Leyendo las andanzas de Francisco Correa y sus secuaces por los meandros del poder local y autonómico, no es difícil adivinar hasta qué punto la España caciquil sobrevive, en este caso espoleada por la ausencia de mecanismos de control que impidan la podredumbre del sistema político. No sería razonable extender el estiércol con ligereza entre la clase política, pero más allá del componente penal que pueda derivarse de la trana investigada por los tribunales, no parece descabellado pensar que la red de conseguidores locales es ancha como el mundo. Hay una circunstancia que a menudo pasa inadvertida: la perpetuación de los poderes autonómicos. Llama la atención que en la mayoría de las regiones el partido mayoritario lleva más de 20 años gobernando, en muchos casos con mayoría absoluta. Algo que de idea de su enorme capacidad de supervivencia, como Romanones. Se trata de fenómeno verdaderamente sorprendente en un sistema electoral de carácter proporcional y no mayoritario.

Élites locales

Correa no es más que el exponente zafio de un sistema de reparto del poder que ha tenido la perversión de crear élites territoriales  que extremadamente útiles para el poder político en términos de control social. Cada presidente autonómico –unos más y otros menos- ha creado a su alrededor una especie de aristocracia económica local con la que hace negocios. No necesariamente para enriquecerse personalmente, pero sí para afianzar su poder.

A ellos les han concedido las televisiones autonómicas o las radios locales. A ellos les han adjudicado las obras de remodelación de espacios públicos o la construcción y mantenimiento de redes viarias. A ellos les han concedido los suministros y el aprovisionamiento material de la administración territorial. En la mayoría de los casos, con adjudicaciones a dedo que se han saltado cualquier fiscalización posterior. Y siempre con ese argumento -un tanto pueblerino- que hace primar al empresario local frente a otros emprendedores de ‘afuera’.

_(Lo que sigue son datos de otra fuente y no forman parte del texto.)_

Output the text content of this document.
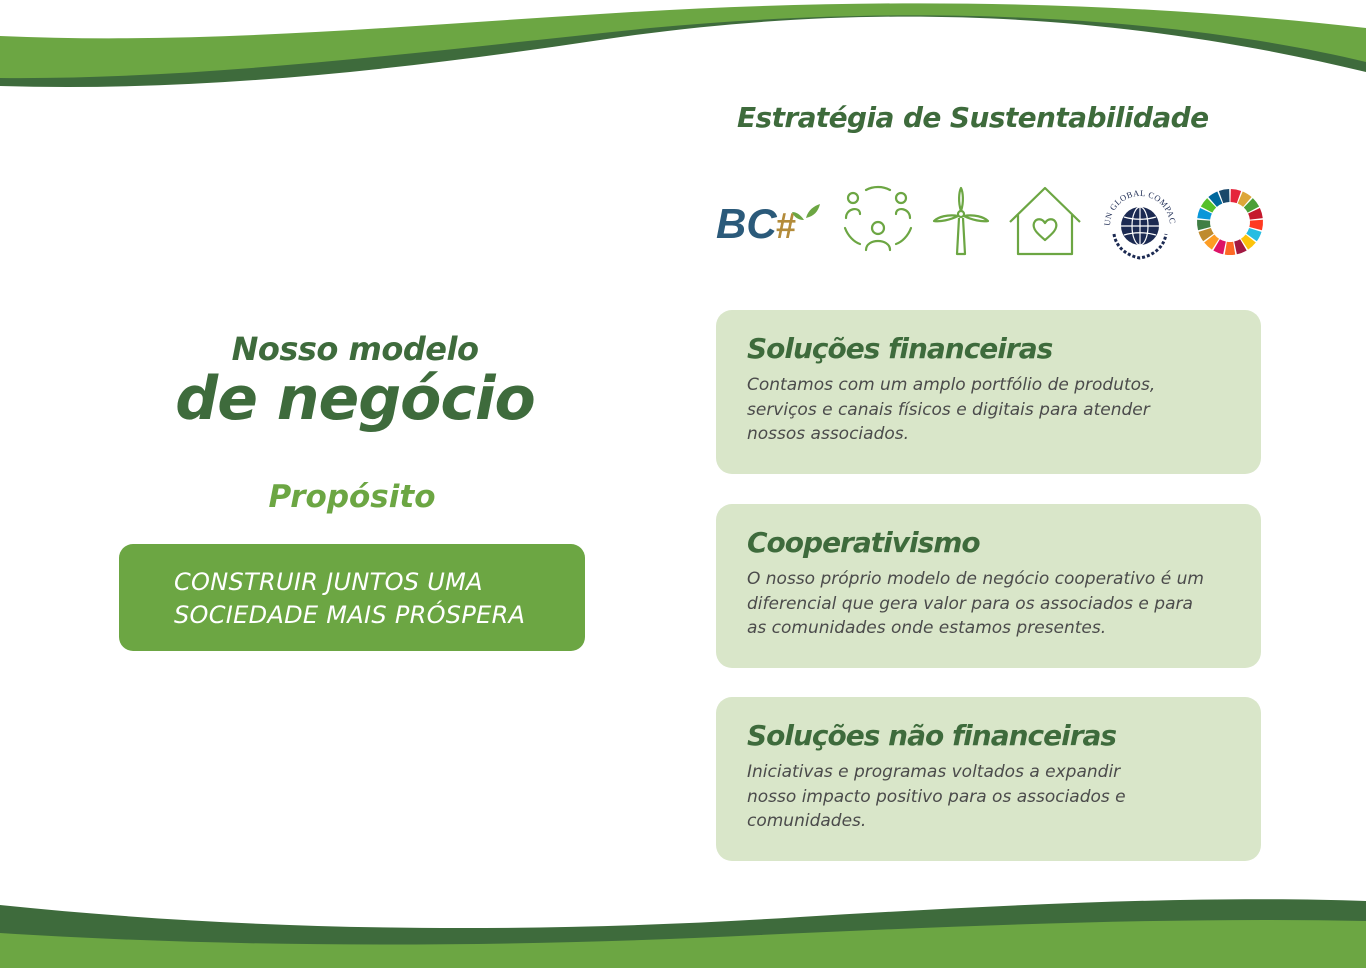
Nosso modelo
de negócio
Propósito
CONSTRUIR JUNTOS UMA
SOCIEDADE MAIS PRÓSPERA
Estratégia de Sustentabilidade
BC #	UN GLOBAL COMPAC
Soluções financeiras

Contamos com um amplo portfólio de produtos,
serviços e canais físicos e digitais para atender
nossos associados.

Cooperativismo

O nosso próprio modelo de negócio cooperativo é um
diferencial que gera valor para os associados e para
as comunidades onde estamos presentes.

Soluções não financeiras

Iniciativas e programas voltados a expandir
nosso impacto positivo para os associados e
comunidades.
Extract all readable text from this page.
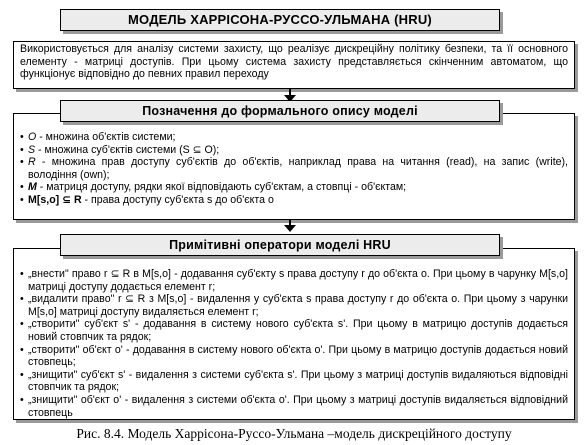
Використовується для аналізу системи захисту, що реалізує дискреційну політику безпеки, та її основного елементу - матриці доступів. При цьому система захисту представляється скінченним автоматом, що функціонує відповідно до певних правил переходу
МОДЕЛЬ ХАРРІСОНА-РУССО-УЛЬМАНА (HRU)
• O - множина об'єктів системи;
• S - множина суб'єктів системи (S ⊆ O);
• R - множина прав доступу суб'єктів до об'єктів, наприклад права на читання (read), на запис (write), володіння (own);
• M - матриця доступу, рядки якої відповідають суб'єктам, а стовпці - об'єктам;
• M[s,o] ⊆ R - права доступу суб'єкта s до об'єкта o
Позначення до формального опису моделі
• „внести" право r ⊆ R в M[s,o] - додавання суб'єкту s права доступу r до об'єкта o. При цьому в чарунку M[s,o] матриці доступу додається елемент r;
• „видалити право" r ⊆ R з M[s,o] - видалення у суб'єкта s права доступу r до об'єкта o. При цьому з чарунки M[s,o] матриці доступу видаляється елемент r;
• „створити" суб'єкт s' - додавання в систему нового суб'єкта s'. При цьому в матрицю доступів додається новий стовпчик та рядок;
• „створити" об'єкт o' - додавання в систему нового об'єкта o'. При цьому в матрицю доступів додається новий стовпець;
• „знищити" суб'єкт s' - видалення з системи суб'єкта s'. При цьому з матриці доступів видаляються відповідні стовпчик та рядок;
• „знищити" об'єкт o' - видалення з системи об'єкта o'. При цьому з матриці доступів видаляється відповідний стовпець
Примітивні оператори моделі HRU
Рис. 8.4. Модель Харрісона-Руссо-Ульмана –модель дискреційного доступу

Es curioso que mientras el aparato del Estado ha hecho un verdadero esfuerzo por ser más eficiente y transparente –probablemente por los escándalos de corrupción de los primeros años 90- en la España autonómica está todavía casi todo manga por hombro. Los sistemas de fiscalización de las cuentas públicas no funcionan. Las cámaras o tribunales de cuentas territoriales son, en la mayoría de los casos, una pantomima formada por ex altos cargos de del gobierno autonómico. Y lo mismo sucede con los órganos consultivos, convertidos en simple apariencia formal de un sistema presuntamente democrático. Los diputados autonómicos, igualmente, se comportan como simples correas de transmisión del poder. Y en lugar de actuar como un poder del Estado controlando la acción del Ejecutivo, se limitan a dar el ‘sí señor’ al gobierno autonómico de turno. El legislativo, que se sepa, está para controlar la acción gubernamental, y esta tarea no sólo corresponde al partido de la oposición, sino también a los representantes de la mayoría.

Quiere decir esto que los gobiernos autonómicos controlan el mundo empresarial mediante el boletín oficial correspondiente; pero también el poder mediático mediante las subvenciones o las adjudicaciones de radios y televisiones, y hasta el poder legislativo mediante la existencia de cámaras parlamentarias que simplemente son la voz de su amo. Falla, por lo tanto, la esencia de la democracia, que no es otra cosa que la existencia de contrapoderes eficaces capaces de controlar al sistema político. Por eso aparecen en el paisaje político sujetos como Correa y sus secuaces. Que no han dado un palo al agua pero que tiene hilo directo con el poder.

Existen unas jugosas Memorias del conde de Romanones en las que el aristócrata madrileño describe como nadie el espectáculo de una sociedad podrida por la especulación y el dinero fácil. Cuenta Romanones que a mediados del siglo XIX  todo el mundo jugaba a la Bolsa. “La lucha entre alcistas y bajistas era empeñada; jugaban lo mismo el aristócrata que el burgués y que el plebeyo; de igual modo, el poderoso sin blanca en el bolsillo, los paisanos, los políticos, la gente de pluma, los artistas y aun aquellos mismos que forman parte del Gobierno. En 1844, la Bolsa absorbía todas las preocupaciones”.